Toyota exhibited a Lexus LS600 at the 2013 International CES in Las Vegas, January 8-11, along with other car vendors that were highlighting the latest electronics and automotive technology you can buy (Fig. 1). This Lexus was a different, though. The driver is optional, and it’s a little more tricked out than your local dealer’s LS600.
Toyota’s autonomous car looks a bit like many other driverless research vehicles, with sensors decorating its exterior. Some of them like the laser tracking system are a bit expensive but provide very precise results. The car also has forward and side radars and high-definition color cameras. On-board computing power is substantial since it handles planning as well as sensor integration.
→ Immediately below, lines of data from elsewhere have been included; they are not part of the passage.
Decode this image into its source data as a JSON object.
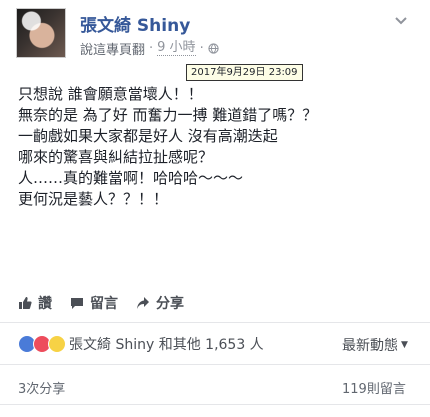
{
  "post": {
    "author": "張文綺 Shiny",
    "translation_link": "說這專頁翻",
    "time_label": "9 小時",
    "separator": "·",
    "timestamp_tooltip": "2017年9月29日 23:09",
    "lines": [
      "只想說 誰會願意當壞人！！",
      "無奈的是 為了好 而奮力一搏 難道錯了嗎？？",
      "一齣戲如果大家都是好人 沒有高潮迭起",
      "哪來的驚喜與糾結拉扯感呢？",
      "人……真的難當啊！哈哈哈～～～",
      "更何況是藝人？？！！"
    ]
  },
  "actions": {
    "like_label": "讚",
    "comment_label": "留言",
    "share_label": "分享"
  },
  "reactions": {
    "summary": "張文綺 Shiny 和其他 1,653 人",
    "icons": [
      "like-icon",
      "love-icon",
      "sad-icon"
    ]
  },
  "sort": {
    "label": "最新動態",
    "arrow": "▼"
  },
  "footer": {
    "shares": "3次分享",
    "comments": "119則留言"
  },
  "colors": {
    "link_blue": "#365899",
    "text": "#1d2129",
    "muted": "#90949c",
    "like_blue": "#4a7bd8",
    "love_red": "#ed4c5c",
    "sad_yellow": "#f7d245"
  }
}
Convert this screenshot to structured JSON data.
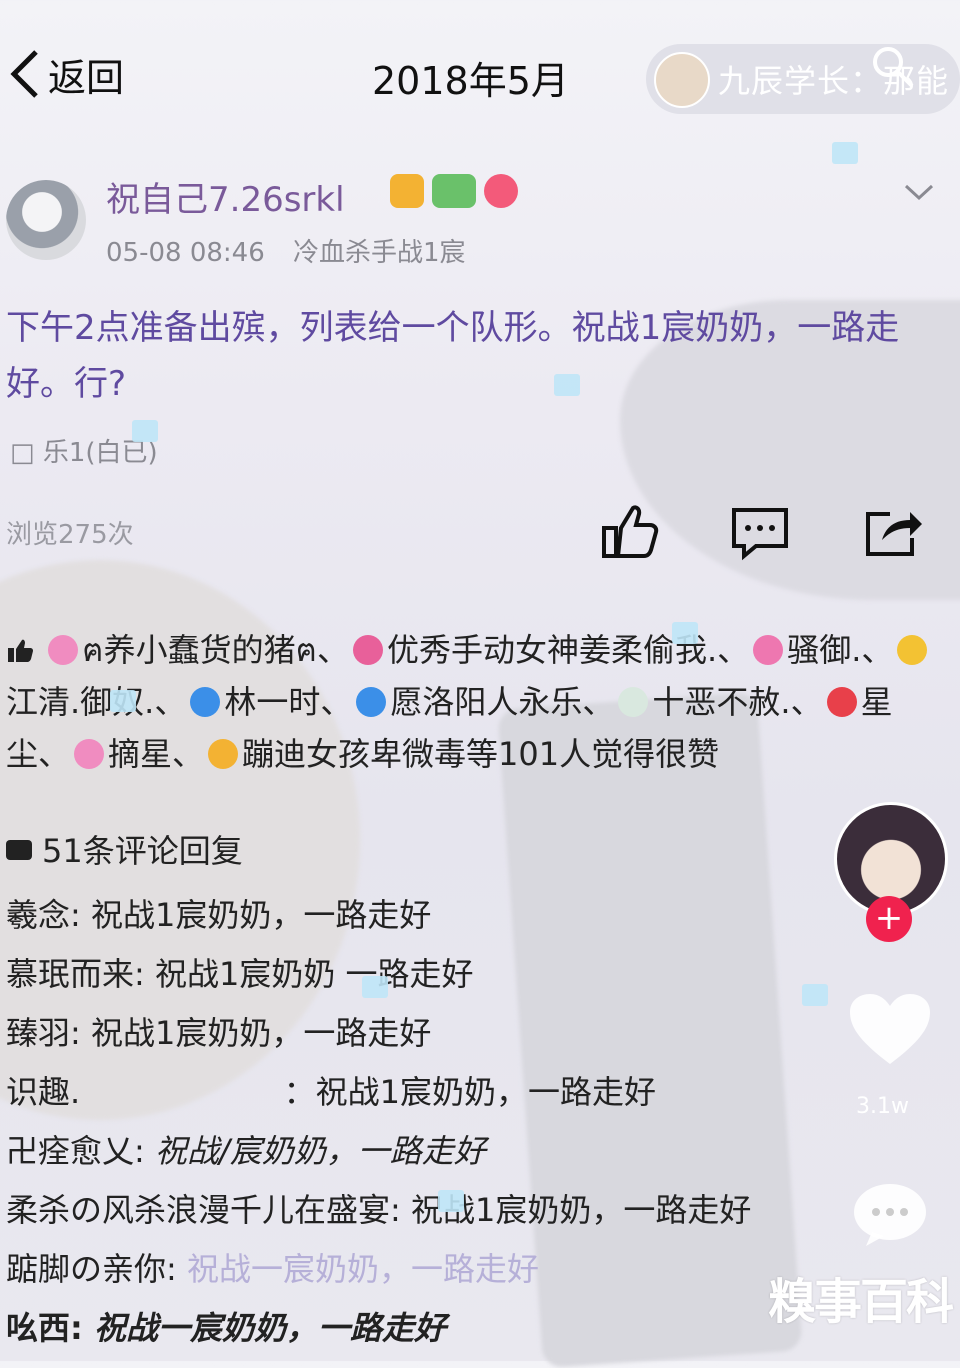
{
  "topbar": {
    "back_label": "返回",
    "title": "2018年5月",
    "pill_text": "九辰学长：那能"
  },
  "post": {
    "username": "祝自己7.26srkl",
    "time": "05-08 08:46",
    "group": "冷血杀手战1宸",
    "content": "下午2点准备出殡，列表给一个队形。祝战1宸奶奶，一路走好。行?",
    "location": "乐1(白已)",
    "views": "浏览275次"
  },
  "likes": {
    "text_parts": [
      "ฅ养小蠢货的猪ฅ、",
      "优秀手动女神姜柔偷我.、",
      "骚御.、",
      "江清.御奴.、",
      "林一时、",
      "愿洛阳人永乐、",
      "十恶不赦.、",
      "星尘、",
      "摘星、",
      "蹦迪女孩卑微毒等101人觉得很赞"
    ],
    "icon_colors": [
      "#f08cc0",
      "#e8609a",
      "#ee77b0",
      "#f3c233",
      "#3b8fe8",
      "#3b8fe8",
      "#d9e8df",
      "#e8404a",
      "#f08cc0",
      "#f3b233"
    ]
  },
  "comments_header": "51条评论回复",
  "comments": [
    {
      "name": "羲念: ",
      "text": "祝战1宸奶奶，一路走好"
    },
    {
      "name": "慕珉而来: ",
      "text": "祝战1宸奶奶  一路走好"
    },
    {
      "name": "臻羽: ",
      "text": "祝战1宸奶奶，一路走好"
    },
    {
      "name": "识趣.",
      "text": "                    ：祝战1宸奶奶，一路走好"
    },
    {
      "name": "卍痊愈乂: ",
      "text": "祝战/宸奶奶，一路走好"
    },
    {
      "name": "柔杀の风杀浪漫千儿在盛宴: ",
      "text": "祝战1宸奶奶，一路走好"
    },
    {
      "name": "踮脚の亲你: ",
      "text": "祝战一宸奶奶，一路走好"
    },
    {
      "name": "吆西: ",
      "text": "祝战一宸奶奶，一路走好"
    }
  ],
  "side": {
    "like_count": "3.1w",
    "follow_symbol": "+"
  },
  "watermark": "糗事百科",
  "icons": [
    "back-chevron-icon",
    "search-icon",
    "chevron-down-icon",
    "like-icon",
    "comment-icon",
    "share-icon",
    "heart-icon",
    "chat-icon"
  ]
}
Google’s driverless car has made it into the news quite a bit lately, though it’s been a few years since the Defense Advanced Research Projects Agency’s Grand Challenges (see “Autonomous Vehicles Tackle The Urban Jungle” at electronicdesign.com). These research vehicles now can get from one point to another without major collisions, but they aren’t ready to mix it up with their human-controlled counterparts yet.
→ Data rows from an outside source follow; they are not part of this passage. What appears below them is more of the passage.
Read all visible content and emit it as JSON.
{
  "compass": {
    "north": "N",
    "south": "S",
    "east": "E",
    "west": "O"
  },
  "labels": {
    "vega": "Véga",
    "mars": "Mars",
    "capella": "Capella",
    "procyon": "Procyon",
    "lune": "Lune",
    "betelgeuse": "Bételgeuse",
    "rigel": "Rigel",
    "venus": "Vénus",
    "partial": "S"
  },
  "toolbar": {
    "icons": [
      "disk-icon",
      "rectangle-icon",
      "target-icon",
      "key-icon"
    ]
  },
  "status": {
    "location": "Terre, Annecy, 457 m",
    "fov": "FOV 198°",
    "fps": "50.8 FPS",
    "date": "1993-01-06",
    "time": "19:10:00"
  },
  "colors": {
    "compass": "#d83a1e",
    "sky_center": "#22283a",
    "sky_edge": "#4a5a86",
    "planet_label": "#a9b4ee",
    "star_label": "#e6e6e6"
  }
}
Still, the latest driverless cars can do more than avoid buildings and other mobile vehicles. Pedestrian avoidance is good, and it’s useful even in driver-controlled cars, providing an extra set of “eyes.” But we won’t see it in the mass market unless the technology can be made reliable and inexpensive.
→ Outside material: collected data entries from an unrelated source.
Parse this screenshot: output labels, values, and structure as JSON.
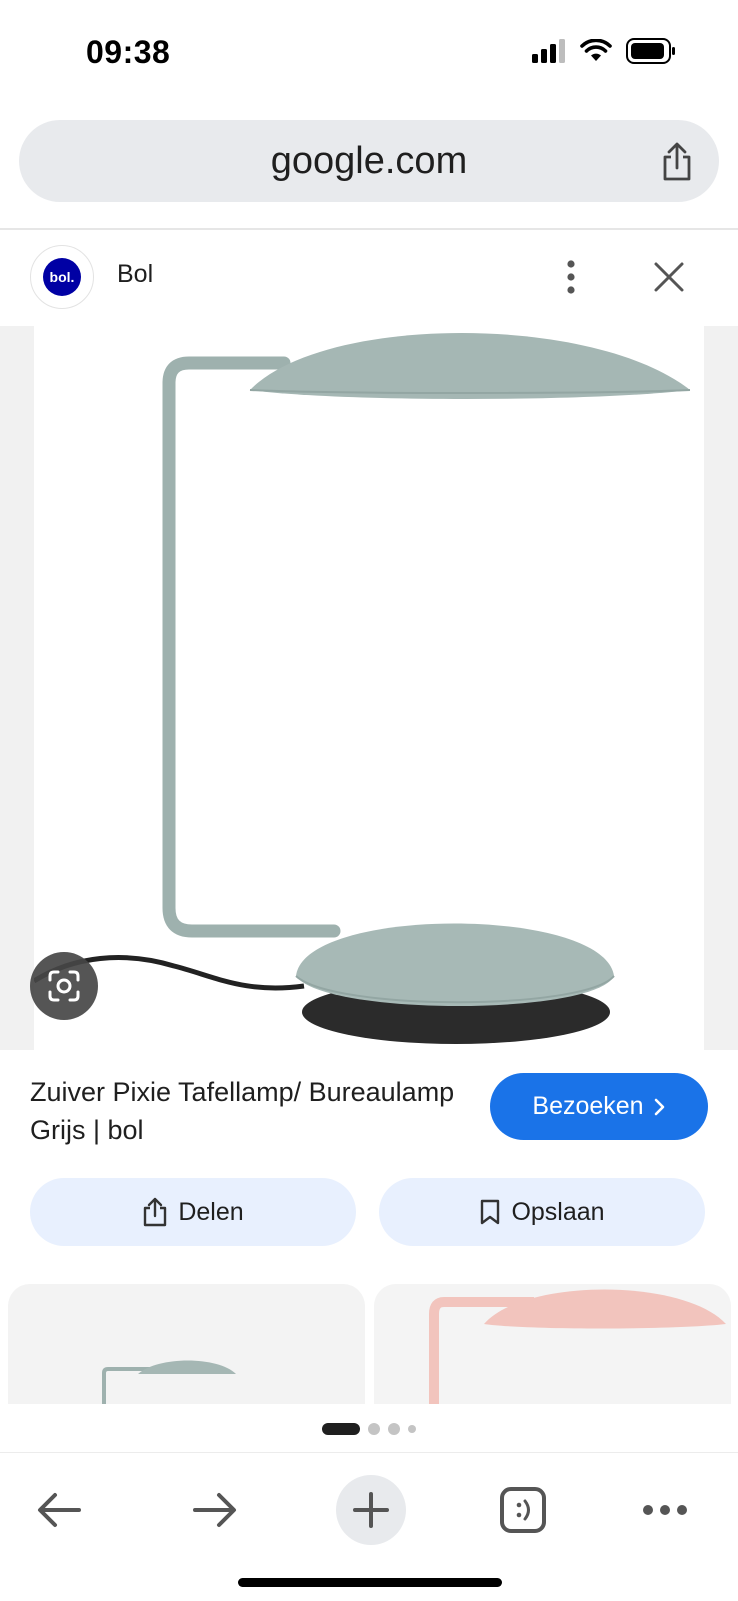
{
  "status_bar": {
    "time": "09:38"
  },
  "browser": {
    "url": "google.com"
  },
  "source": {
    "name": "Bol",
    "logo_text": "bol."
  },
  "product": {
    "title": "Zuiver Pixie Tafellamp/ Bureaulamp Grijs | bol",
    "visit_label": "Bezoeken",
    "share_label": "Delen",
    "save_label": "Opslaan"
  },
  "carousel": {
    "pages": 4,
    "active": 0
  },
  "colors": {
    "accent": "#1a73e8",
    "pill_bg": "#e8f0fe",
    "url_bar_bg": "#e8eaed",
    "lamp": "#9eb1ae",
    "lamp_pink": "#f2c4bd"
  },
  "icons": [
    "signal-icon",
    "wifi-icon",
    "battery-icon",
    "share-icon",
    "more-vert-icon",
    "close-icon",
    "lens-icon",
    "chevron-right-icon",
    "bookmark-icon",
    "back-icon",
    "forward-icon",
    "plus-icon",
    "tabs-icon",
    "more-horiz-icon"
  ]
}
Google got the first license for a driverless car in Nevada for driving research vehicles on public thoroughfares. Audi, which got the second license, demonstrated its driverless car at the Mandarin Oriental hotel in Las Vegas during CES. It was essentially a robotic valet. Press the Pickup button on the Audi smart-phone app, and the car shows up at the curb.
No external sensors were instaled on the Audi itself, so it had fewer acoutrements than the Toyota research vehicle. Instead, it relied on a few blue sensors from a company called Sick in the parking lot and received information from the network. The driverless support was limited to the parking and pickup area, which was all that was necessary for the valet application, along with some intelligence.
Of course, the real barrier to driverless cars will be liability insurance. I have no doubt we’ll see driverless vehicles that meet or exceed the performance of human drivers, but insurance still is a major hurdle. Building a sufficiently safe and reliable driverless car is significantly more difficult than building a blender or medical monitor.
Everyday appliances are built with safety in mind. Of course, the standards that those devices must meet already exist. Mapping human standards for driving to a driverless car will take time. Unfortunately, it isn’t as simple as making driverless cars meet human standards because these cars can’t be held liable like people.
See what other engineers think about driverless cars on Engineering TV (see “Engineering I/O: Are You Ready For Driverless Cars On the Road?” at engineeringtv.com). Most responses are very positive. Communications Editor Lou Frenzel, though, has some doubts (see “Just Say No To The Driverless Car” at electronicdesign.com).
Driverless cars eventually will hit the streets. In the meantime, many of the technologies employed in these projects will be used in production vehicles and make driving safer.